A NORWEGIAN TRADE UNION REPRESENTATIVE HAS found herself at the centre of a global struggle between an employer and the International Transport Federation. Monica Okpe, a DHL supply chain worker in Oslo was dismissed in May. Unions believe that her sacking was related to the fact that she was an effective shop steward for the ITF-affiliated Oslo Transport Workers’ Union. After a rally in Oslo in September the ITF held an international road transport action week in October together with other worldwide union federations such as the service sector union UNI. First vice-president of the Norwegian Transport Workers’ Union Lars Johnsen said ‘Experience of the ITF and UNI shows that DHL is one of the worst employers … A common global action day can show the global resistance against DHL's anti-union activities’.

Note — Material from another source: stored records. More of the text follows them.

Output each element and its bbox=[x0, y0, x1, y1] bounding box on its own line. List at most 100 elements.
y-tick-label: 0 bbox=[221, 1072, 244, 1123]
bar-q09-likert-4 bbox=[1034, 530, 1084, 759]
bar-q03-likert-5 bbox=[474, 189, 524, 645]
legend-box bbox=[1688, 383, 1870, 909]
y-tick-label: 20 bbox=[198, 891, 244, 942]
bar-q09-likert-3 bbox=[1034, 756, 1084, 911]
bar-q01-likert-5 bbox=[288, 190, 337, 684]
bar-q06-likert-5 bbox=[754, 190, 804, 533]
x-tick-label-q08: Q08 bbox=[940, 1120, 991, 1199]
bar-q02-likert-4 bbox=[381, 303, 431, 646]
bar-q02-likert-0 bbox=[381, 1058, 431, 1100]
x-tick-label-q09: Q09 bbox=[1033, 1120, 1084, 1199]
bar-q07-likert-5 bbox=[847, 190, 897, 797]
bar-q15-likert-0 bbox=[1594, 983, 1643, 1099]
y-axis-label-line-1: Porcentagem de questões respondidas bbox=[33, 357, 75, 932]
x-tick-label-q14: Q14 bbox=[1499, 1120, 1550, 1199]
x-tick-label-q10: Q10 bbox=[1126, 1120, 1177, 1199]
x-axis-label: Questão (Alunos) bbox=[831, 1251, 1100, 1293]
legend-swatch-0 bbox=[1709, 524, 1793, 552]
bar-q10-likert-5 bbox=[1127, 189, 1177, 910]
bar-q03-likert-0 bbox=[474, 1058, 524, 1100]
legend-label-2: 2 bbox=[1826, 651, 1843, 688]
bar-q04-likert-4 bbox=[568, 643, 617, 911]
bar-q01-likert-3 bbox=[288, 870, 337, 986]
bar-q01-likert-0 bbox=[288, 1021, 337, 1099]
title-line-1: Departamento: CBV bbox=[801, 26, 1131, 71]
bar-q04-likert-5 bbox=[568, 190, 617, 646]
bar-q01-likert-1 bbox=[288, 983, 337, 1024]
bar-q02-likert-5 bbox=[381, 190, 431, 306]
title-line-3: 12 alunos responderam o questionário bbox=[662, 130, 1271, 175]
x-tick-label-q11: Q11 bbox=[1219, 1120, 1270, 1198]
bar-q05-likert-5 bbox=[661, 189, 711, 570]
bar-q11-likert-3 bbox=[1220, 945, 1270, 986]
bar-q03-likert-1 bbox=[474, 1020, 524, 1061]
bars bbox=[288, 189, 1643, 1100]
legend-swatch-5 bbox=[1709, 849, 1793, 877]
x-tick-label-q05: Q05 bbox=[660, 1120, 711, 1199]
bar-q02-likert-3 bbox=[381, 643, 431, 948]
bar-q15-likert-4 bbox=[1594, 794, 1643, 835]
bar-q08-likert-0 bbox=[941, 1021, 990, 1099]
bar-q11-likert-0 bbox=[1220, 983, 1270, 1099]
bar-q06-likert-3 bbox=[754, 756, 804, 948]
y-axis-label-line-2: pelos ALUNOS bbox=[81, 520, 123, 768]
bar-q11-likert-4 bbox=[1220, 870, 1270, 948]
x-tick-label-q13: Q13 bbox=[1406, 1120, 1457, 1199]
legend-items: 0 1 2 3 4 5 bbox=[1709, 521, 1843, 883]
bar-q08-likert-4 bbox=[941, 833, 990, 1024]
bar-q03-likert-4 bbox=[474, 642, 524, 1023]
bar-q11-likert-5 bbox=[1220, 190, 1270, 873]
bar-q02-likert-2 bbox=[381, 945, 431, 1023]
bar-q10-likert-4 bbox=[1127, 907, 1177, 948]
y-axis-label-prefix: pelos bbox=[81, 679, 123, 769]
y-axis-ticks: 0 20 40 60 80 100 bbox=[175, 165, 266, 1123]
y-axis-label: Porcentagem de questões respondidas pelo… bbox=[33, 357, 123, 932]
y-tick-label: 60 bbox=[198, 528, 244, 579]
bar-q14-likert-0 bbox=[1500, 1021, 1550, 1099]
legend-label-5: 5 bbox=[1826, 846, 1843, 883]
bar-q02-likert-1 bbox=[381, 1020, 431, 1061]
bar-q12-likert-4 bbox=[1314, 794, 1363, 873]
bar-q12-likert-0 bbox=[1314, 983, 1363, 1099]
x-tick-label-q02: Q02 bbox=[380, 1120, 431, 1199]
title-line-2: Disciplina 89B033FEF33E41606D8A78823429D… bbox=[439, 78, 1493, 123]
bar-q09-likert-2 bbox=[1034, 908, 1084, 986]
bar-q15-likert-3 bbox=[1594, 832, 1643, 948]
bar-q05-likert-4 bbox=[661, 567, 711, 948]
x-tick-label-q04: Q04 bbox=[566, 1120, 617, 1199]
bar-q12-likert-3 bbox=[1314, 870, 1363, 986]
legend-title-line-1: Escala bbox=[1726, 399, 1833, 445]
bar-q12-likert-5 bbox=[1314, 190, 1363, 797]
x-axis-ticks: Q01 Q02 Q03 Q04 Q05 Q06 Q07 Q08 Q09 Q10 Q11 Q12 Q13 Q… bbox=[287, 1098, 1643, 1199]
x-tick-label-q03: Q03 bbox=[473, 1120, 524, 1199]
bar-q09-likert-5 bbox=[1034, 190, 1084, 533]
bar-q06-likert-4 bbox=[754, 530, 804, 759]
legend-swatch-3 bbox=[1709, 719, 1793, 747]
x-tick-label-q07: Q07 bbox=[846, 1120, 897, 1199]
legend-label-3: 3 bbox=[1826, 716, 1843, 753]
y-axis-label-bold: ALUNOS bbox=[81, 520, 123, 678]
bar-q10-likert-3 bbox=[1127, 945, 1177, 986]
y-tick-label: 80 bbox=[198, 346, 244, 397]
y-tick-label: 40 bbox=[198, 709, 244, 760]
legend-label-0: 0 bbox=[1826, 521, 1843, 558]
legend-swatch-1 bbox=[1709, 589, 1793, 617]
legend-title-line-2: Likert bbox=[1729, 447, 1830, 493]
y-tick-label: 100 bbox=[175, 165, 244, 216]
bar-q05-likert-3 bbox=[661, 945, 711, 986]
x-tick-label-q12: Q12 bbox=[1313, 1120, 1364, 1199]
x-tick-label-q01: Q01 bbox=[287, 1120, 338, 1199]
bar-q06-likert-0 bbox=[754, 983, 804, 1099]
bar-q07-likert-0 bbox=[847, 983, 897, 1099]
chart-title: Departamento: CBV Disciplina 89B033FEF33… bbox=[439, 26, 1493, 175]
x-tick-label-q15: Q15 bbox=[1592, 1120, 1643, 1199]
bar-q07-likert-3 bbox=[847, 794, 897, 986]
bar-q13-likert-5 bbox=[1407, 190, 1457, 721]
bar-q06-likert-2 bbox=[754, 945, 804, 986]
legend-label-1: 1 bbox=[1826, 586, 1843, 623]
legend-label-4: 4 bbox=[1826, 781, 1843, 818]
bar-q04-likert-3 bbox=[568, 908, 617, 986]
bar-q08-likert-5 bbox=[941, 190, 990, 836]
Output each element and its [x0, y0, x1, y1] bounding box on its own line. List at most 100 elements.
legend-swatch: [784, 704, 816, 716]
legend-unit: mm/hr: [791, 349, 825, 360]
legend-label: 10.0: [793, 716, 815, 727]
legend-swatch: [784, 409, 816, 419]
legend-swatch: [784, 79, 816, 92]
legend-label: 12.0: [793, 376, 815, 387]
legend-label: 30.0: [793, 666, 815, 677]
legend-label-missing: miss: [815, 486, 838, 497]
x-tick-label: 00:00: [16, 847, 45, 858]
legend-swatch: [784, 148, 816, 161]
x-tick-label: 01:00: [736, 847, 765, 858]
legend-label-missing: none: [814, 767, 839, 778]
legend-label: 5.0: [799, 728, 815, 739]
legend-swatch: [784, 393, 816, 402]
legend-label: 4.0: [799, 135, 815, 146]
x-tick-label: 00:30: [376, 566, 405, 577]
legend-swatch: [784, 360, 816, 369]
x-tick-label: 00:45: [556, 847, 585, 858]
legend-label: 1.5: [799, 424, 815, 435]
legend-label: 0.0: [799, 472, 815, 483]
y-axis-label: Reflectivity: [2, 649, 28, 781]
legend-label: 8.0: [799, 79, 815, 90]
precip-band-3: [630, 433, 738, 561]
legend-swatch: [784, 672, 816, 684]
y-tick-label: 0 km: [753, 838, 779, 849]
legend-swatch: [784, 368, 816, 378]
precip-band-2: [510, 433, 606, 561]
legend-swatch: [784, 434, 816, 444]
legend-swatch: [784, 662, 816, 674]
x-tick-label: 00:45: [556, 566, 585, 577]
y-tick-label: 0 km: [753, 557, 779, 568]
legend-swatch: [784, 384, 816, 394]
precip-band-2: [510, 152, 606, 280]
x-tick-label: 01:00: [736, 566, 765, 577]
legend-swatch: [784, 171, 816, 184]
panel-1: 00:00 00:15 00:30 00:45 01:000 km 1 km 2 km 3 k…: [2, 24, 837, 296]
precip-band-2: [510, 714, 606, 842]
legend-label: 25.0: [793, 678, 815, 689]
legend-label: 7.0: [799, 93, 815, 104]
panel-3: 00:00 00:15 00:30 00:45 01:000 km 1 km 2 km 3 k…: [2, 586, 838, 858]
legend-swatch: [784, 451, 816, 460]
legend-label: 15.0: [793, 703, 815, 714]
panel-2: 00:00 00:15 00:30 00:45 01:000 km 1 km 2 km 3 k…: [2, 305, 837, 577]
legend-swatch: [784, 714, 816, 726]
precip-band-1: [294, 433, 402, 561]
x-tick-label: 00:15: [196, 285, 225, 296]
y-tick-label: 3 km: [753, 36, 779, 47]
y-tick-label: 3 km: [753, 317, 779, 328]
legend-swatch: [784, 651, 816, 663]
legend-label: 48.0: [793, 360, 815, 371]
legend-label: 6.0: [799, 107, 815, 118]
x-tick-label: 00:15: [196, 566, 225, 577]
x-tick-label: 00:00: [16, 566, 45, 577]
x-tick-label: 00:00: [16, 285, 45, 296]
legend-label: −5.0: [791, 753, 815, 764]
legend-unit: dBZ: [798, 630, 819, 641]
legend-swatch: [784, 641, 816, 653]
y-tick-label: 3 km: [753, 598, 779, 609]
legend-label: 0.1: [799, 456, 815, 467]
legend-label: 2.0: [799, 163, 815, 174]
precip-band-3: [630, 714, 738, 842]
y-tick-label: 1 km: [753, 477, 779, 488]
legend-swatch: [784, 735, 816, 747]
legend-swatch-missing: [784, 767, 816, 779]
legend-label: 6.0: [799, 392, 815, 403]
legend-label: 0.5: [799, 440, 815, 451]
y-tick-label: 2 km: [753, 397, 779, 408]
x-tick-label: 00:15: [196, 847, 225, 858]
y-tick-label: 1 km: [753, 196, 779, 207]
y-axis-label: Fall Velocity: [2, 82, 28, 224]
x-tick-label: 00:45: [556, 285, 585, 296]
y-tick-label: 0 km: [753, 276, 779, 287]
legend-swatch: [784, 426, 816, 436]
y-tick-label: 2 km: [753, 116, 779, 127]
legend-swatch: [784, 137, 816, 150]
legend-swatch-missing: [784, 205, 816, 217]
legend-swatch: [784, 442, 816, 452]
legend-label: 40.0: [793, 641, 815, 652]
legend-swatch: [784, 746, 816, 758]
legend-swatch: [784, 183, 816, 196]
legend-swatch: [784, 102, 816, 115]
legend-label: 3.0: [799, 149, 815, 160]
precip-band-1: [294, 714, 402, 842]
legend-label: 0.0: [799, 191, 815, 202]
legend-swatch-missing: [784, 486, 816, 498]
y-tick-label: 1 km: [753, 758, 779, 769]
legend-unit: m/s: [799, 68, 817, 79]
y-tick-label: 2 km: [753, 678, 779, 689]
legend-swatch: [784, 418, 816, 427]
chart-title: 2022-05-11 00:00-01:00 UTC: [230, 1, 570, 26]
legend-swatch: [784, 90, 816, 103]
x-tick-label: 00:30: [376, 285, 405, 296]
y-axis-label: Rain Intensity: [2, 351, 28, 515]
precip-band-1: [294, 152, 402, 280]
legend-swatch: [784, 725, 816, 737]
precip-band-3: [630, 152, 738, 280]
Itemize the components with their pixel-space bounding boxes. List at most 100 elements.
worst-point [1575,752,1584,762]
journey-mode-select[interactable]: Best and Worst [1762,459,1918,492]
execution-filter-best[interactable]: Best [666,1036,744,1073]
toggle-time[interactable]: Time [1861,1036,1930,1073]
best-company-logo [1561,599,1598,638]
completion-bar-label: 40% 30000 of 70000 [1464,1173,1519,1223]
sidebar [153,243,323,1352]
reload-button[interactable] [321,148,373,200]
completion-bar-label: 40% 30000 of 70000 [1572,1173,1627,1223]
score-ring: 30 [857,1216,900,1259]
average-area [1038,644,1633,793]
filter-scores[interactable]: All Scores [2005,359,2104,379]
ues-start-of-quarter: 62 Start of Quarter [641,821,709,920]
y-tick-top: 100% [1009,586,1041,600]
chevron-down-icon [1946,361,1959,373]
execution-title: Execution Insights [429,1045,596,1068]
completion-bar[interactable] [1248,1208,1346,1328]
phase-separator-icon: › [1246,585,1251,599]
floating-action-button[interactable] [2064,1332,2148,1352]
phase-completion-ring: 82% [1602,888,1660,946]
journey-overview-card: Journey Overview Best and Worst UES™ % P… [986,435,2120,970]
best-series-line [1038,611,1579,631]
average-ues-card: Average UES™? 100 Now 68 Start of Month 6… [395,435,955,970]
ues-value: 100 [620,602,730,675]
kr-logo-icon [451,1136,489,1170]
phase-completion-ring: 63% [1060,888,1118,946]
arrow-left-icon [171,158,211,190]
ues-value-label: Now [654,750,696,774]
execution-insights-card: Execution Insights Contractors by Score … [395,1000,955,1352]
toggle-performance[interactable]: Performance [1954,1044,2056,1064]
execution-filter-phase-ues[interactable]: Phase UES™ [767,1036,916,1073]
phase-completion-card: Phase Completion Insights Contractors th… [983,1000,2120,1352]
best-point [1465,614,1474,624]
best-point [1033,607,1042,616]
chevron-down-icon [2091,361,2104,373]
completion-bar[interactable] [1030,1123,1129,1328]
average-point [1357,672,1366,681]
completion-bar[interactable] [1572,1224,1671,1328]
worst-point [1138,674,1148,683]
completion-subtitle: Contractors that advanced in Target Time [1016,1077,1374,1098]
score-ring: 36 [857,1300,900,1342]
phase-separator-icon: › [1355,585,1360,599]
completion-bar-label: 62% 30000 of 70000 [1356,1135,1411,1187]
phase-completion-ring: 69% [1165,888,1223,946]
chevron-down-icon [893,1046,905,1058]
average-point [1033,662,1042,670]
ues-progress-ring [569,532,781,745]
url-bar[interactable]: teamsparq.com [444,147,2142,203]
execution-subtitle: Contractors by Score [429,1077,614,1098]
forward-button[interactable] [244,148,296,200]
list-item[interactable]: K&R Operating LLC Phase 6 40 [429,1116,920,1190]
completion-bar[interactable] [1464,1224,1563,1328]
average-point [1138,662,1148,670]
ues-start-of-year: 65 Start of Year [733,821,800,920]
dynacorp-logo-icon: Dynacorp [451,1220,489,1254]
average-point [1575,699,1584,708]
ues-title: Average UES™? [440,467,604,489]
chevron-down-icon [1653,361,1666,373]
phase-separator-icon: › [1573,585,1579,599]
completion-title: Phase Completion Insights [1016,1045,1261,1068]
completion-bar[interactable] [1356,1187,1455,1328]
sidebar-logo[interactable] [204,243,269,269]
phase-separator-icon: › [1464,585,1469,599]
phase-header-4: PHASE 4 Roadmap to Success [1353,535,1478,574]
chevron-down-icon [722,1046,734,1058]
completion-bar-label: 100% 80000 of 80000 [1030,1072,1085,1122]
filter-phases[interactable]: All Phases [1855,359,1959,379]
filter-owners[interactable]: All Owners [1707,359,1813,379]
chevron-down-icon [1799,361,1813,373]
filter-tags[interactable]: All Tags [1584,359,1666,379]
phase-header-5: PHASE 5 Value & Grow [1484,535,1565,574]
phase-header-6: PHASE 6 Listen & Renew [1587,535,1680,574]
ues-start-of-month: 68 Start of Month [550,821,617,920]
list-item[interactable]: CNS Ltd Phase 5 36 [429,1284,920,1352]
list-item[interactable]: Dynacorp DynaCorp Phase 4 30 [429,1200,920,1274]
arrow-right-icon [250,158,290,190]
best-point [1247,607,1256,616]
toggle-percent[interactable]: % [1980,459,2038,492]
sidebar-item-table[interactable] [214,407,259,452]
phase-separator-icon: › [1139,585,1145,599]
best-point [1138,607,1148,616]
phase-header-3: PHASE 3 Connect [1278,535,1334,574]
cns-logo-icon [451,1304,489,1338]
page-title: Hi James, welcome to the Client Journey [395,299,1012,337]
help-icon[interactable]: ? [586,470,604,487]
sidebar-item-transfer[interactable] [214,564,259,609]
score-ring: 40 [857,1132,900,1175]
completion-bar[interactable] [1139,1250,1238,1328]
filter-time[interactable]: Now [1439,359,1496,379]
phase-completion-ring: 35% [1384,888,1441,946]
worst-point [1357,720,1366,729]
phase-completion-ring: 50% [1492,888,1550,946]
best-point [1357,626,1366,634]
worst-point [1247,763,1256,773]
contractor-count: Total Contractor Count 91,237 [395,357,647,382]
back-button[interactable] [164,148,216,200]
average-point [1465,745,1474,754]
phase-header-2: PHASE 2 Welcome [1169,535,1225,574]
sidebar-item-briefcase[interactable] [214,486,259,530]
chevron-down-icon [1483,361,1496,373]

Woman pilots more numerous in Germany as airlines try to avoid discrimination
‘A WOMAN HAS A BETTER CHANCE OF BECOMING A World heavyweight boxing champion than an airline captain’. Fortunately this quote is from the nineteen-sixties but the gender barrier at commercial airlines has proved extremely resilient. Even now a company such as Aer Lingus is thought to have a good record with 8.5% of its pilots being female compared wtih the dismal figure of 0.5% at Japan Airlines. In Germany Lufthansa, whose then head of training uttered the infamous quote above, has progressed from employing its first woman pilot in 1988 to having nearly 300 on the books now, still only 5.5% of the total. This compares with 36% of judges and 40% in Angela Merkel’s cabinet. Although there are no quotas Captain Jörg Handwerg, a spokesman for the airline pilots' association believes that ‘When (women) apply for a job, airlines are happy. They want to get rid of the stigma they discriminate against women’. The main problem in taking on more female pilots is the lack of applications; currently only 8% are from women. Lufthansa sponsors an annual ‘Girls’ Day’ when teenagers are encouraged to consider the occupations of pilot, flight engineer and mechanic. Pilots’ hours do not run from nine to five but flight rosters can be adapted to part-time work and flight simulators used to keep up skills during maternity leave. Despite these measures and the good pay, it seems that many girls lack female rôle models and still see such work as too technical and airlines as sexist workplaces; numbers of women in training are steadily growing however.